I am wondering what a $q$-analog of the following should be:
Proposition. If $f(x)\in\Bbb Q[x]$ is a polynomial for which $f(\Bbb Z)\subseteq\mathbb{Z}$ (that is, $f(x)$ is an integer for all integers $x$), then $f(x)=\sum_{k\ge0} a_k\binom{x}{k}$ for some integer coefficients $a_k$.
This can be proved with the forward difference operator $\Delta f(x):=f(x+1)-f(x)$. Since $\Delta\binom{x}{k}=\binom{x-1}{k}$, one can solve for the $a_k$ explicitly.
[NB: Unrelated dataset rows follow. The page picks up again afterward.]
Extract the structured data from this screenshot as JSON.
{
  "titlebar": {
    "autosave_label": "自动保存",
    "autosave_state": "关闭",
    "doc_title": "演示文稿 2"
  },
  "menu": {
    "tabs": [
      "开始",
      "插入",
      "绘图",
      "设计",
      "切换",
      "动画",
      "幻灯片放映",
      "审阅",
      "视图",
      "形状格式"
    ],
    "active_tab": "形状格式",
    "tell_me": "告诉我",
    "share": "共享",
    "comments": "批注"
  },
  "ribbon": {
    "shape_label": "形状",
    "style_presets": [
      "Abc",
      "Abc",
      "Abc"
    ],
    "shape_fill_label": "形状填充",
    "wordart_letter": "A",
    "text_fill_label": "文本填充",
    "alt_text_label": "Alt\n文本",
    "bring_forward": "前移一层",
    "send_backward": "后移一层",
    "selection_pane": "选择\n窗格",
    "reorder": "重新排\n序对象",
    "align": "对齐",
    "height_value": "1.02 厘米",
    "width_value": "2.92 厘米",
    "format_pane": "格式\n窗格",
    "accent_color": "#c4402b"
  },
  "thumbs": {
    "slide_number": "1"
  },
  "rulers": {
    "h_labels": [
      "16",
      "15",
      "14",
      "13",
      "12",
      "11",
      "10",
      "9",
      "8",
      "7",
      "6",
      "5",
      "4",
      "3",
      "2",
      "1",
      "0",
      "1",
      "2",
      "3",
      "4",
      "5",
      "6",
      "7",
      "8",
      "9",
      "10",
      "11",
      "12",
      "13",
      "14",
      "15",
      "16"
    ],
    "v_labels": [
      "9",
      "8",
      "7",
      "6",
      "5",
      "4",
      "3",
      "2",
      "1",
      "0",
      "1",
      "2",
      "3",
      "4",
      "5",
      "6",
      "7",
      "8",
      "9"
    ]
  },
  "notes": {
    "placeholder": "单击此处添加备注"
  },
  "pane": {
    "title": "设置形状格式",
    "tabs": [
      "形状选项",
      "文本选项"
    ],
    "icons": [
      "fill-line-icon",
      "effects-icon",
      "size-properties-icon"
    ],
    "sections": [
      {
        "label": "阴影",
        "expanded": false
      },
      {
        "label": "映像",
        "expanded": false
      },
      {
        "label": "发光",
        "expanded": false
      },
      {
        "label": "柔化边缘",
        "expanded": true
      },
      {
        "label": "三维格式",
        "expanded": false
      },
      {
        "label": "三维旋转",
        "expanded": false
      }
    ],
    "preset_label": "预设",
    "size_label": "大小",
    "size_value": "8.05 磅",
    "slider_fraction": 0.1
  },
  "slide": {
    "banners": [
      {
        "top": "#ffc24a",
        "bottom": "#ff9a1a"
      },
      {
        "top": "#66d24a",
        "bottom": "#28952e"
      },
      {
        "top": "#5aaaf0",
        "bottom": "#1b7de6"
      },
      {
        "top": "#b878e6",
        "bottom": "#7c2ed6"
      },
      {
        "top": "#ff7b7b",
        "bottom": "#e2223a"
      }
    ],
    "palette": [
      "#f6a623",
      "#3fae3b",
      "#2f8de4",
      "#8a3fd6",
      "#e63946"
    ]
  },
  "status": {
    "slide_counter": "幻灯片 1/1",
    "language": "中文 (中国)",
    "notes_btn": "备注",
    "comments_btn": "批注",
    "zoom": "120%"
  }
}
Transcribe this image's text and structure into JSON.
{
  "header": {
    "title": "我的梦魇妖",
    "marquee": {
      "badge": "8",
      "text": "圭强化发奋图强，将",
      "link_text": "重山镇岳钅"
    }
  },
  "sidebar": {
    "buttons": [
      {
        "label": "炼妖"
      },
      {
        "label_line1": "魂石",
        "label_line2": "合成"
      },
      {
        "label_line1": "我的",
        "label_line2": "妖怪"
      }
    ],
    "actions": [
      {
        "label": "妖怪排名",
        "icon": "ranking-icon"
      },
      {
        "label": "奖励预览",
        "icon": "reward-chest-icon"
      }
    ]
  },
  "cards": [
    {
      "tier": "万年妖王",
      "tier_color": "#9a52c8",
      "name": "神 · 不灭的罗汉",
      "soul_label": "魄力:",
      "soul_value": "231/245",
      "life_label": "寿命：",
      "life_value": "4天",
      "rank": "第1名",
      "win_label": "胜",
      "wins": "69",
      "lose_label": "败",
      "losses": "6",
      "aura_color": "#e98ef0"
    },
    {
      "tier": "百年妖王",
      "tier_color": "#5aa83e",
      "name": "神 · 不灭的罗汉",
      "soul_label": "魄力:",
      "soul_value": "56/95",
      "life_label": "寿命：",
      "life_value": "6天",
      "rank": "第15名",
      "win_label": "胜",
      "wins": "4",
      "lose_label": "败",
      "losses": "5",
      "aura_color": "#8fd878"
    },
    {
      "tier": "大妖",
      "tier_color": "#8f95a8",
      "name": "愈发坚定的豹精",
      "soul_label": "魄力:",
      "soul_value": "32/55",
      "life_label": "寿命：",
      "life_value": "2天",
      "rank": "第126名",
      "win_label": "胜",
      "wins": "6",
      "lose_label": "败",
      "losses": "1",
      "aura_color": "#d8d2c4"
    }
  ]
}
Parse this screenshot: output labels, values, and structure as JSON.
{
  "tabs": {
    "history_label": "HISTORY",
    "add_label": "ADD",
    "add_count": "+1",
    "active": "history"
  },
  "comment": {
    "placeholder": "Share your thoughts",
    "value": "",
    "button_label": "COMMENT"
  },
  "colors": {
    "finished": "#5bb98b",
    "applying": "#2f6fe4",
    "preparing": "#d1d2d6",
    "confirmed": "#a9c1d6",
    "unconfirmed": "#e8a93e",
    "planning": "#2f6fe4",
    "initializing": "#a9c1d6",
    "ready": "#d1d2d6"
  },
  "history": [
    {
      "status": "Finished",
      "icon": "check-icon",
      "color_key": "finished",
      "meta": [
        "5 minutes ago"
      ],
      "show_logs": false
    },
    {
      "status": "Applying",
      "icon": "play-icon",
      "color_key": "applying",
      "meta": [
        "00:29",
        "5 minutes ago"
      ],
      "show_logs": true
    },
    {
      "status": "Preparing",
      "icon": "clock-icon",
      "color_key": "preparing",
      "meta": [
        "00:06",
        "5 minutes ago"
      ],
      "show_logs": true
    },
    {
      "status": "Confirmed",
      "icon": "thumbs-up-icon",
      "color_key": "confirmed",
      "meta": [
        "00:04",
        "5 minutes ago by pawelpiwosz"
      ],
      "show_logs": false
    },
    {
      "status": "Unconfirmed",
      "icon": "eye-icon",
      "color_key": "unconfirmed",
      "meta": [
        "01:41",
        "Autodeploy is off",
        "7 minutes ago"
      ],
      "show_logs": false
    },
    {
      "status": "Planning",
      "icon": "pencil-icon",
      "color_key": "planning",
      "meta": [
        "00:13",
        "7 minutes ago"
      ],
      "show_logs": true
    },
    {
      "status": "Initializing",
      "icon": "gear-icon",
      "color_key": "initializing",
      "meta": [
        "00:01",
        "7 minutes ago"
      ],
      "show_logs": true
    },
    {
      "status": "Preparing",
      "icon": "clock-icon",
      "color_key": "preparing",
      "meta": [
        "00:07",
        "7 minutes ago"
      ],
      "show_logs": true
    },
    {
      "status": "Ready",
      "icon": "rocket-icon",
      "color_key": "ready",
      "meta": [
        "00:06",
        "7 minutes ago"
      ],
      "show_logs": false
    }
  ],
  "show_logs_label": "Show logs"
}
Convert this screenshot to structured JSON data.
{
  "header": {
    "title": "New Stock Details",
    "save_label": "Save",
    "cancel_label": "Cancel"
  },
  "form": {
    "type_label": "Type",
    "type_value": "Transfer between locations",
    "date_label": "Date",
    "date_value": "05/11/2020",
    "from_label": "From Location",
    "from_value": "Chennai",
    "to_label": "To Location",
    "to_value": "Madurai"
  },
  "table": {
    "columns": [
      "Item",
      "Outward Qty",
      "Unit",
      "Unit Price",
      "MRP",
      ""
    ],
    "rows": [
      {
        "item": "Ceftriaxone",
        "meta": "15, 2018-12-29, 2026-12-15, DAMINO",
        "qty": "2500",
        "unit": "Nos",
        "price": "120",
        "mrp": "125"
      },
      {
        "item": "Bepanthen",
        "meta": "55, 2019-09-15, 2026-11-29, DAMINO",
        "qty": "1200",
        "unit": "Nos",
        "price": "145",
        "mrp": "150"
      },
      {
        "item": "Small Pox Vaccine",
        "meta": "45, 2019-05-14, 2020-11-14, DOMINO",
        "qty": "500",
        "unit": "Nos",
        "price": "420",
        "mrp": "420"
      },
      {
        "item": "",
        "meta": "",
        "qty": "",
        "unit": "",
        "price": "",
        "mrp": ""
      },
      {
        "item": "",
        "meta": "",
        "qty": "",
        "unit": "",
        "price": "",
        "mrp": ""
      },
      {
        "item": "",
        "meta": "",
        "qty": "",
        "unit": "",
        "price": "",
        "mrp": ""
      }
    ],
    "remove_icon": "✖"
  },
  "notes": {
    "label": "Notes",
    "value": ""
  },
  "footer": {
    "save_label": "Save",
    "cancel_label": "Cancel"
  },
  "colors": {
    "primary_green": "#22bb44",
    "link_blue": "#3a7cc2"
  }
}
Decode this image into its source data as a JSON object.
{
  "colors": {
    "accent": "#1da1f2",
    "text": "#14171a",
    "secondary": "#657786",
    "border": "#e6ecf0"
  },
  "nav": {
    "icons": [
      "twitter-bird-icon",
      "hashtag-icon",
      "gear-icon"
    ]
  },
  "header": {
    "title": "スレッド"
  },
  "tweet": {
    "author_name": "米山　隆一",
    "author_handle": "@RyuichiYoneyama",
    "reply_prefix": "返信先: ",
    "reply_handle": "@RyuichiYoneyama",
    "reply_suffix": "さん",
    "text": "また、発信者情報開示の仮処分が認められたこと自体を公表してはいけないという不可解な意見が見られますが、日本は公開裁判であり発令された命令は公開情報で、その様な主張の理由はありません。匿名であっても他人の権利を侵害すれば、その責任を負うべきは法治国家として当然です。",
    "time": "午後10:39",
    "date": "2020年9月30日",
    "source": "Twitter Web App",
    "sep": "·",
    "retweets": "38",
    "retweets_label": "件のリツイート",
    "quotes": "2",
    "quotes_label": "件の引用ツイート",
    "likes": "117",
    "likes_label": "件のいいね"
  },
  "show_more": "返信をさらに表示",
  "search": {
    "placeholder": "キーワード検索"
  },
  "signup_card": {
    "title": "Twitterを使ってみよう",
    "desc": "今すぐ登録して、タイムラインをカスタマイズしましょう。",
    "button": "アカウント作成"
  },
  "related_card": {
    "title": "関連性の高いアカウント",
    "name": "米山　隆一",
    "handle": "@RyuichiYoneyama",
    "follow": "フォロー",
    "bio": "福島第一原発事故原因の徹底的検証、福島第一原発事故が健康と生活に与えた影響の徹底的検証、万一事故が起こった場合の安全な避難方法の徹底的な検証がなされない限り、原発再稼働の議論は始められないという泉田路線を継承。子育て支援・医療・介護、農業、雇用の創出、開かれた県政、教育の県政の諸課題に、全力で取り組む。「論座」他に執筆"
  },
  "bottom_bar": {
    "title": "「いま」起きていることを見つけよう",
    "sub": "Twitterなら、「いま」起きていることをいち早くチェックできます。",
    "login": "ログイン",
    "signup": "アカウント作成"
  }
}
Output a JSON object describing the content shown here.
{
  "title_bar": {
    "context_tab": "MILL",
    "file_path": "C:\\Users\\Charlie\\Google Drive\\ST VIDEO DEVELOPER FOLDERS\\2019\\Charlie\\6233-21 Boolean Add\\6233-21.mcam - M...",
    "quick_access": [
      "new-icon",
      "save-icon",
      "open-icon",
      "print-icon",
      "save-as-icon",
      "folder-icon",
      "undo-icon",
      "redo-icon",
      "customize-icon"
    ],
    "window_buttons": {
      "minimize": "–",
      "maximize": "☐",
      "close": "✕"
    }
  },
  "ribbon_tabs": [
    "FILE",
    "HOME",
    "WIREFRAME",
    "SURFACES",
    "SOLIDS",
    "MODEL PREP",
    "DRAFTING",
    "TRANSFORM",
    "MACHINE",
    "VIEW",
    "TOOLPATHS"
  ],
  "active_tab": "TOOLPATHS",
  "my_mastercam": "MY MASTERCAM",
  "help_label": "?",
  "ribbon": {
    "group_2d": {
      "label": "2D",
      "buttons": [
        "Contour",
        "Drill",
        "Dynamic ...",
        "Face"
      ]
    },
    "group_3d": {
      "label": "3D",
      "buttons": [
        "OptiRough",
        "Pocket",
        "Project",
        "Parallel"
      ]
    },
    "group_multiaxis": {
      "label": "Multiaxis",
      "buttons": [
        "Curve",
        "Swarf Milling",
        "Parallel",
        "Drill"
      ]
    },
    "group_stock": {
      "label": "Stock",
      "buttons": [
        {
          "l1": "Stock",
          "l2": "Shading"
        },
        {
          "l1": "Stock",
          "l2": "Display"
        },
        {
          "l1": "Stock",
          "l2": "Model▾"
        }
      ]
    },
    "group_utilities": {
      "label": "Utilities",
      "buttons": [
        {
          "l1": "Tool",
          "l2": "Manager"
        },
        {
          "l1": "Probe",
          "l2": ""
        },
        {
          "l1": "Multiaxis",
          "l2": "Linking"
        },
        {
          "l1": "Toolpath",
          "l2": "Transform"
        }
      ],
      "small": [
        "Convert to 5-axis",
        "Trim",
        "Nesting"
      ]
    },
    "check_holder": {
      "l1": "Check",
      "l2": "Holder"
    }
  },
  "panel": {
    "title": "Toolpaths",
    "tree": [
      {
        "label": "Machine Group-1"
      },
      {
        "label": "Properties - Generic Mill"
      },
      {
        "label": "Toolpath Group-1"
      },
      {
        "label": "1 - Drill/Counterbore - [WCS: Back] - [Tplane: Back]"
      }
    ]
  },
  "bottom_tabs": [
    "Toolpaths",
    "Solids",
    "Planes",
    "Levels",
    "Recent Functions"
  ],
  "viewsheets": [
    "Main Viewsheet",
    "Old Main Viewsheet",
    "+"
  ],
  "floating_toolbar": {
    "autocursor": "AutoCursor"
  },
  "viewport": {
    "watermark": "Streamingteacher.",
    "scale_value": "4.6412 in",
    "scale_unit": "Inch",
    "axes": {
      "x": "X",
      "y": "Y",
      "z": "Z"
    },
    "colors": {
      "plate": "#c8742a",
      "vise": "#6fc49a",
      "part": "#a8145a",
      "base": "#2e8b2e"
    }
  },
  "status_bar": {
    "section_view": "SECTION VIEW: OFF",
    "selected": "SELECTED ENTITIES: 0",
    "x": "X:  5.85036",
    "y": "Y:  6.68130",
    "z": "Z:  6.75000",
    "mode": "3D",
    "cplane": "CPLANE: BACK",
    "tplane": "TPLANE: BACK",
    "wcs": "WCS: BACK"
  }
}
In fact, we get a "discrete Taylor series": $f(x)=\sum (\Delta^nf)(0)\binom{x}{k}$ for arbitrary arithmetic functions $f$.
Defining $b_k(x):=\displaystyle \frac{(x-1)(x-q)\cdots(x-q^{k-1})}{(q^k-1)(q^k-q)\cdots(q^k-q^{k-1})}$, we have $\left[\begin{smallmatrix}n\\k\end{smallmatrix}\right]_q=b_k(q^n)$. What comes to mind is
Candidate. If $f\in\mathbb{F}(q)[x]$ is such that $f(q^n)\in\mathbb{F}[q]$ for all $n=0,1,2,\dots$ then $f(x)=\sum a_k(q)b_k(x)$ for some $a_k\in\mathbb{F}[q]$.
The $q$-derivative $Df(x)=\displaystyle \frac{f(qx)-f(x)}{qx-x}$ seems to give $D b_k(x)=q^{1-k}b_{k-1}(x)$, so the same proof won't work.